6. Nature can be taught new tricks
(Sa'ke'j:) We also agreed that that world out there that exists–that reality, not imaginality–can be taught new tricks with the cyclotron; and what was raised in the meeting was, are these new tricks beneficial, or will they create a hostile universe on their own, independent of scientists, once they teach electrons how to jump and how to amass the energy to jump, and it becomes a bullying, hostile biological world. Reminds me of Alan Watts talking about how the universe has had to learn how to get ever smaller and ever larger as we probe it with microscopes and telescopes, receding ever further in the distance as self observes itself.
7. Quantum Potential and Spirit
After listening to the physicists and American Indians talk for a few days, it struck me that the way physicists use the term potential, or quantum potential, is nearly identical to the way Native Americans use the term spirit. They all agreed there was something similar going on.
8. The principle of complementarity
Physicists for all this century have realized that our usual notion of bipolar or black & white opposites was insufficient when working with nature.
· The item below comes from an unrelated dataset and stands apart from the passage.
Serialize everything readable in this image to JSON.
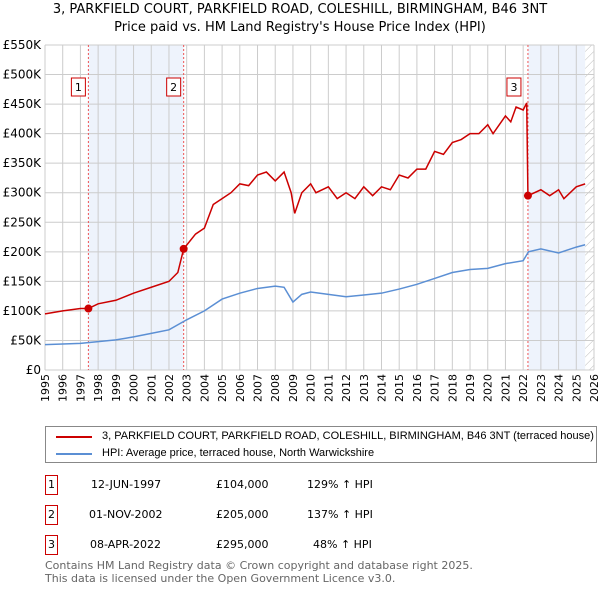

The first clue came when they asked incoming light, ‘Are you particle?' and it answered Yes; ‘Are you wave?' and it answered Yes. This is equivalent to asking whether something is a noun or a verb and getting a yes answer to both–which is exactly how Native American language nouns are made up: as verbs with suffixes that make them temporarily into nouns for discussion sake. this yes-yes complementarity is foreign to Indo-European languages, but quite
common in other language families (such as the Chinese notion of Yin-Yang), and represents a higher level of formal operations, in Piaget's terms, referred to by some as post-formal operations–that which lies beyond normal Western Indo-European development.